My research group's current research efforts in geochemical modeling focus on the design and implementation of new open-source, publicly available model calculation tools to determine and interpret the chemical and isotopic composition of magmas.
Part of our work is in collaboration with the ENKI project and has led to the development of the program pyUserCalc with Dr. Marc Spiegelman at LDEO. The primary model is a python script that determines U-series isotopes in lavas, based on initial parameters for decompression and partial melting of mantle rocks. To read about the model in detail, our accepted manuscript is publicly available as a Jupyter notebook that executes the model code. The full code is available in the ENKI public data repository on GitLab, and can be run using the ENKI cloud server by joining and logging into the ENKI JupyterHub environment. (To join, you will need a GitLab user account.) Recent additions to this melting software package include traditional dynamic melting, for a direct comparison with equilibrium and disequilibrium porous flow models, as well as 2-dimensional integration with radioactive decay during melt transport.
My group currently plans several expansions to the existing pyUserCalc code over the next few years.
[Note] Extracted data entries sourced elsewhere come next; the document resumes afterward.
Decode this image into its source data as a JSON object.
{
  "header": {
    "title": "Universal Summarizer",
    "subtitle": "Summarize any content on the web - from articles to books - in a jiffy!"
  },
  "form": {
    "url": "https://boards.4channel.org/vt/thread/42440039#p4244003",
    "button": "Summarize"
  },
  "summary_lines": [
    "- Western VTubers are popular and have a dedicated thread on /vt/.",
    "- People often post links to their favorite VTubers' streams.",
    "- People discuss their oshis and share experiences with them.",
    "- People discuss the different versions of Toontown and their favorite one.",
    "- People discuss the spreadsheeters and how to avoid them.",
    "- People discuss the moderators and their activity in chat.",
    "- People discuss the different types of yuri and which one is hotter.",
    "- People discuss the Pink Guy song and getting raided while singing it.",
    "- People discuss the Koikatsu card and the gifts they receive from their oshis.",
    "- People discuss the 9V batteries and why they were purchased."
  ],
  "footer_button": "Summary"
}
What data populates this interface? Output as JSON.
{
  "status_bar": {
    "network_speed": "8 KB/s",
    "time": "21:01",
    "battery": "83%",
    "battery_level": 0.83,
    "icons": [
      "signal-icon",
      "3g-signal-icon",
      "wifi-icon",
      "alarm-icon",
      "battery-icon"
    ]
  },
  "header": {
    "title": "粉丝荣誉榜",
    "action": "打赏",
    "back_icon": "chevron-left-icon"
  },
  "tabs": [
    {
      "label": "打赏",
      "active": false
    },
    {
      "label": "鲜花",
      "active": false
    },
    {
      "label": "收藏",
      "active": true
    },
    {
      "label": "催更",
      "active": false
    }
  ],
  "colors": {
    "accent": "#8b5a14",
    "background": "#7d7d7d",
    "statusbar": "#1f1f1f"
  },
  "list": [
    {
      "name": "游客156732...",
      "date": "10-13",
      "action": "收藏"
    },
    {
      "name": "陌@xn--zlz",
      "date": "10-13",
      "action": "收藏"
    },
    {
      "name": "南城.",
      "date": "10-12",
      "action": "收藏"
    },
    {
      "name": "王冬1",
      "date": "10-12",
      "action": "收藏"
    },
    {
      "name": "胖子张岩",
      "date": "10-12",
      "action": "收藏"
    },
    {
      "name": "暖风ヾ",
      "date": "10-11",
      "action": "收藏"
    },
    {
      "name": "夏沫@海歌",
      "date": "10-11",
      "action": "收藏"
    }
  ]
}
We are currently working on calculations to determine stable element concentrations and trace element ratios during melting, along with U-series isotopes.
We are also building a tool for determining pyroxenite melting behavior and bilithologic mantle melting, based on the work by and in collaboration with Dr. Sarah Lambart at University of Utah in her 2016 paper. We hope to work with Sarah to write an open-source program that would determine the results of her Melt-PX model calculator: this would be a python program that can be accessed via a Jupyter notebook or python script, and that can determine the degrees of melting during decompression of a 2-lithology mantle.
Relatedly, many thermodynamic calculations of mineral stability and partial melting rely on the MELTS family of models, which are currently being updated and implemented within the ENKI open-source code project. We hope to directly integrate the Melt-PX model with a method to access and use MELTS and determine the mineralogy of peridotite rocks coexisting with pyroxenites in the mantle during melting, as a single, straightforward workflow. This effort would use Python and Jupyter methods, similar to the efforts above, and would essentially reproduce the methods of Lambart (2017).
Our pyUserCalc efforts to-date have included development of a new U-series isotope calculation tool that assumes chemical equilibration between liquid and solid occurs at a limited rate during melting. This chemical equilibration rate is expressed in comparison to the solid decompression rate of the mantle, using a Damköhler number, simulating processes such as slow elemental diffusion through solid rocks. This new chemical disequilibrium calculation method can be expanded to explore further effects of slow and differential elemental diffusion on the melting process, and on the compositions of the final lavas produced. This effort is planned for the near future.
Others in our research group are exploring the origins of statistical patterns in the global oceanic basalt database, and what they might imply for the characteristics and distributions of mantle heterogeneities. This more empirical modeling approach incorporates new statistical modeling methods and builds on the recent work of Stracke (2021).